The Electoral Commission has assured that it is putting measures in place to ensure that the December 7, 2024 polls are free, fair and transparent.
Chairperson of the Commission, Mrs Jean Mensa, told Parliament's Committee of the Whole in Accra on Friday that just as her outfit has conducted transparent polls since 1992, this year's highly anticipated one won't be different.
"From the registration to the declaration, our processes are embedded with one key ingredient, and that is transparency, transparency, transparency. As such we will continue to operate in the spirit of transparency, fairness and integrity as embedded in our motto," she assured.
According to her, the basic duty of the Commission was to offer the electorate the platform to express their democratic will and not to choose for them who should be their leader.
The electoral structure of Ghana, she said, made it almost impossible for any officer of the Commission to determine where the pendulum swings.
She explained that the electoral body currently operated a system through which verified results, with respect to the presidential election from all 16 regions, were collated and transferred to the EC's headquarters in Accra.
From the counting at the polling station to the collation and transfer to the regions for onward transmission to the national headquarters, Mrs Mensah said party agents were involved and furnished with copies of results as all stakeholders would have approved, making it impossible for any manipulation to take place.
The process, she ran the MPs through, starts with the counting of ballots at the polling stations in the full glare of the public after polls, and then to collation of same at the constituency collation centres before transfer to regional and subsequently national.
"A tabulation is done in their presence and then from there it goes to the regional collation centres where the agents of the parties are and then it comes to the national and it is not transmitted. It is hard copies of documents that are coming.
"So it is pink sheets that are scanned that are sent by fax and email that come through and we believe that by that time, the party should have copies of all these on their telephones to enable you to verify."
With these rigorous processes done with the party agents, Mrs Mensa said it becomes almost impossible for any officer of the Commission to manipulate the numbers because representatives of the parties would have had the numbers even before they were transmitted to the national headquarters.
"So I like to assure you that there is absolutely no way that at the helm of affairs the commission can change anything because the documentation comes from the ground and we believe that you have copies," she said.
Responding to questions of some missing biometric verification devices, the EC boss said the unaccounted for devices would not affect the integrity of the polls.

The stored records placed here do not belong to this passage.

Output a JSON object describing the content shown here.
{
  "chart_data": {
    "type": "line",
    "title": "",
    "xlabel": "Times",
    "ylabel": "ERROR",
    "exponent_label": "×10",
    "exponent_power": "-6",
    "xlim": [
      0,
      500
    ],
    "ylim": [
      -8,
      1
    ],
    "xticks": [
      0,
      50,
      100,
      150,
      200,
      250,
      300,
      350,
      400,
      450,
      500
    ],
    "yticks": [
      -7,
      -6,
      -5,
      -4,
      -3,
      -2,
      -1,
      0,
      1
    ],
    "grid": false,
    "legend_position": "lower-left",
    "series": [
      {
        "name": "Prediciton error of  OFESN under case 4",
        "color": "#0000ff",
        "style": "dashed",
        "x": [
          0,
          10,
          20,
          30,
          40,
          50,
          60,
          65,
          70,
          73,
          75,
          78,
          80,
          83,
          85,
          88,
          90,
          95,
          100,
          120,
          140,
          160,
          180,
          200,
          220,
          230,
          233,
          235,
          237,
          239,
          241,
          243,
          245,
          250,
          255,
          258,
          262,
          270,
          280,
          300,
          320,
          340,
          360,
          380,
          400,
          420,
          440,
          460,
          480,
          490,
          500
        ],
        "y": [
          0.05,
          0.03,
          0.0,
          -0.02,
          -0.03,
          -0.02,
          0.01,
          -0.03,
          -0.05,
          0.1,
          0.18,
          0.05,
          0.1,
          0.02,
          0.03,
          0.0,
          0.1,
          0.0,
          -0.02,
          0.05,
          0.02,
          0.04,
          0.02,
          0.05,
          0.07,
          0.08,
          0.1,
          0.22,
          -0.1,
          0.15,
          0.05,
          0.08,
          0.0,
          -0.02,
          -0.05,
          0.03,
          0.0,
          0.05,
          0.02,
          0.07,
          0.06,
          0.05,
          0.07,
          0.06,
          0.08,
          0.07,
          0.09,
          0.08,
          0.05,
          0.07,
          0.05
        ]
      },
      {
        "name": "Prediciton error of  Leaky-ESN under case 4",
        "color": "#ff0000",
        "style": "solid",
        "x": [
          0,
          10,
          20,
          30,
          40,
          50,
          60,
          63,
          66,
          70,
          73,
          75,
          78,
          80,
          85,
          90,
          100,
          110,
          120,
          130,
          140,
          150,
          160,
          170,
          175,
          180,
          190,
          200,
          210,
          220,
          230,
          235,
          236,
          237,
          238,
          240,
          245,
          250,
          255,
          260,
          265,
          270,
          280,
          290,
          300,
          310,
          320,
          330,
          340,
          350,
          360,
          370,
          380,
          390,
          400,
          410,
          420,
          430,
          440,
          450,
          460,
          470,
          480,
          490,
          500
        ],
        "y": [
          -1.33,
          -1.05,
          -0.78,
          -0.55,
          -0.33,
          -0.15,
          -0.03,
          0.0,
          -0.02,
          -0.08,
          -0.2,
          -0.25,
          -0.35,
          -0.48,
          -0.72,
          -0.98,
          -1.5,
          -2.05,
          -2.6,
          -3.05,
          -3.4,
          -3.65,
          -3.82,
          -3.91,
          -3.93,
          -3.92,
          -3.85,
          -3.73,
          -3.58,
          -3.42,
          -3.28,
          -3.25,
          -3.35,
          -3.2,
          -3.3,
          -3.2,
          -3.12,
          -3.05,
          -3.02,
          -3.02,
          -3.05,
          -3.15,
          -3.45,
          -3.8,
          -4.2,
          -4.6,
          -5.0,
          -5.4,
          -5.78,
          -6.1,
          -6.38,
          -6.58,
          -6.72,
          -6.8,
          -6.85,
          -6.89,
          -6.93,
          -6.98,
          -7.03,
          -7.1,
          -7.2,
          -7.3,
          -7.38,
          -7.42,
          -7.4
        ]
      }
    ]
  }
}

"With the BVDs, I think we have mentioned over time that what we lost were five laptops and that was realised during a routine maintenance. However, you know, we've taken steps to beef up our security in those places to ensure that, you know, such steps will not happen again. But I think we've assured you many times that it has no bearing. You know, the missing laptops have no bearing on the registration of the election."
"Indeed, even if you assume that a BVR or a BVD was stolen, let's assume because humans go there, they can be mischievous to carry the whole thing, they have to be activated. There are certain security processes that a BVD or a BVR has to go through to be connected to our system. And so on its own, it cannot be used to register anymore."
Commissioners and staff of the elections management body, Mrs Mensah said were aware of the responsibility they have to ensure the will of the people reflected and won't do otherwise.
"We accepted this job knowing that posterity will judge us and the almighty God will judge us so there's no way that we are going to change the results when it is not the truth. We have integrity and credibility and we know that what we do will follow us all the way to the grave and we believe that we want the almighty God to honour us," she added.